I’ve helped at the festival for a few years now and I’m always struck by the love these people have for their church and each other.  At the booth where I was working, I was asked to go to the church office to have some admission signs printed.  I went and Susan, who works in the office said “sure, just give me five or ten minutes”.  The office leads into the church.  I wandered in and there was Father Spiro giving one of his scheduled church tours.  I quietly sat down and listened.  He was discussing the iconography, the architecture of the church, and the reasons the Virgin Mary is so revered in the Orthodox Church.  I was riveted.  And, I decided, tomorrow I’m leaving my booth to sit through an entire tour with Father Spiro.  The richness of it all leaves me hungry for more.  Did I mention the tours are free?  Oh, and ask any question you want.  My admission signs ready, I hurried back.  I passed so many friends!!  In this community, family is sacred, and guess what?  We’re all family!  Mothers watch out for other people’s children.  People who have worked all day, and worked hard, give up their seat for that person who might not be feeling that terrific.  Every once in a while you get a boy or girl, dripping with perspiration in a BOILED WOOL costume, fresh off the dance floor who wants a coke, a Nescafe frappe, or Baklava sundae.  Something to help them cool off.  And they’re short a dollar or two.  Time and time again I’ve seen adults dig into their own pockets, with a “Don’t worry, Niko.  Enjoy your ice cream!  You look good on the dance floor.  How’s your Mama and Daddy, Niko?  You give them my love!  Now, go have fun!  Ella!!”

I miss James when I’m there.  I see his friends and they give me such joy!  When you’re in college, sometimes you can make it back and sometimes you can’t.  But it’s all good!!  We all remember the kids who have left, they all come back at some point!  And they dance!  And dance!  It’s just fabulous!!  They know the words to all the songs, make faces at each other and laugh when someone makes a mistake!  They looked exceptionally good tonight, they had just won platinum at the annual Hellenic Dance Festival in Atlanta.
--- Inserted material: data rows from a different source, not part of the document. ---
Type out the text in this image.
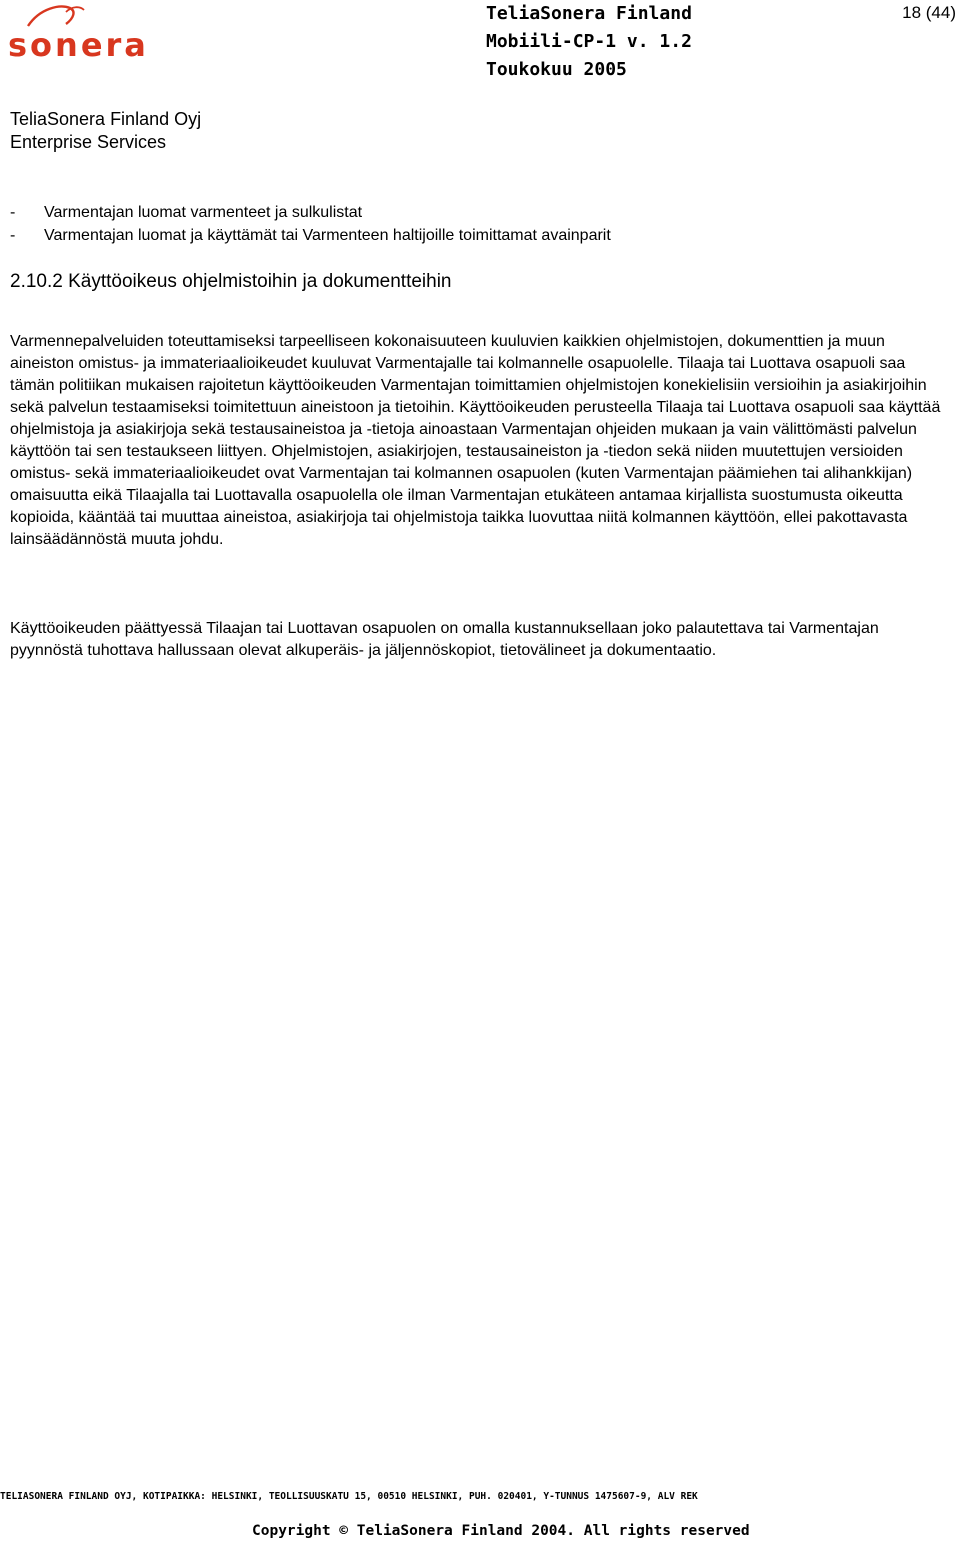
sonera
TeliaSonera Finland
Mobiili-CP-1 v. 1.2
Toukokuu 2005
18 (44)
TeliaSonera Finland Oyj
Enterprise Services
- Varmentajan luomat varmenteet ja sulkulistat
- Varmentajan luomat ja käyttämät tai Varmenteen haltijoille toimittamat avainparit
2.10.2 Käyttöoikeus ohjelmistoihin ja dokumentteihin
Varmennepalveluiden toteuttamiseksi tarpeelliseen kokonaisuuteen kuuluvien kaikkien ohjelmistojen, dokumenttien ja muun aineiston omistus- ja immateriaalioikeudet kuuluvat Varmentajalle tai kolmannelle osapuolelle. Tilaaja tai Luottava osapuoli saa tämän politiikan mukaisen rajoitetun käyttöoikeuden Varmentajan toimittamien ohjelmistojen konekielisiin versioihin ja asiakirjoihin sekä palvelun testaamiseksi toimitettuun aineistoon ja tietoihin. Käyttöoikeuden perusteella Tilaaja tai Luottava osapuoli saa käyttää ohjelmistoja ja asiakirjoja sekä testausaineistoa ja -tietoja ainoastaan Varmentajan ohjeiden mukaan ja vain välittömästi palvelun käyttöön tai sen testaukseen liittyen. Ohjelmistojen, asiakirjojen, testausaineiston ja -tiedon sekä niiden muutettujen versioiden omistus- sekä immateriaalioikeudet ovat Varmentajan tai kolmannen osapuolen (kuten Varmentajan päämiehen tai alihankkijan) omaisuutta eikä Tilaajalla tai Luottavalla osapuolella ole ilman Varmentajan etukäteen antamaa kirjallista suostumusta oikeutta kopioida, kääntää tai muuttaa aineistoa, asiakirjoja tai ohjelmistoja taikka luovuttaa niitä kolmannen käyttöön, ellei pakottavasta lainsäädännöstä muuta johdu.
Käyttöoikeuden päättyessä Tilaajan tai Luottavan osapuolen on omalla kustannuksellaan joko palautettava tai Varmentajan pyynnöstä tuhottava hallussaan olevat alkuperäis- ja jäljennöskopiot, tietovälineet ja dokumentaatio.
TELIASONERA FINLAND OYJ, KOTIPAIKKA: HELSINKI, TEOLLISUUSKATU 15, 00510 HELSINKI, PUH. 020401, Y-TUNNUS 1475607-9, ALV REK
Copyright © TeliaSonera Finland 2004. All rights reserved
There’s a word in Greek that really can’t be translated, “kefi”.  It’s a combination of happiness, good time, joy…I can’t explain it, but it’s a great thing and, at festival, everyone has it!! Later on, as I was leaving, I found my Jimmy and discovered he hadn’t eaten.  Since 7:30 this morning.  That’s not a good thing as Jimmy gets mean, REALLY MEAN, when he doesn’t eat!  How about some juicy, tender, roasted chicken with orzo, giant butter beans and a Greek salad?  Oh, hell yeah!  Poor thing.  He needed to eat!

With my man fed and happy, I made moves to head out.  And I saw something that just made me grin from ear to ear.  All grown up, Katelyn, Adam and Mikey, laughing and carrying on with the familiarity of children who had grown up together.  Which they had!  Together, year after year, serving on the altar, dancing at countless practices then at Festival, youth group car washes, church bake sales, the list goes on and on.  I remember one year James chose to miss a big dance at school because GOYA, Greek Orthodox Youth Association, had committed to sing Christmas carols at the VA hospital.  NOT a pretty place.  As I said, the kids always return.  And here they are, once again, giving back to their church.  Bravo, pedia!!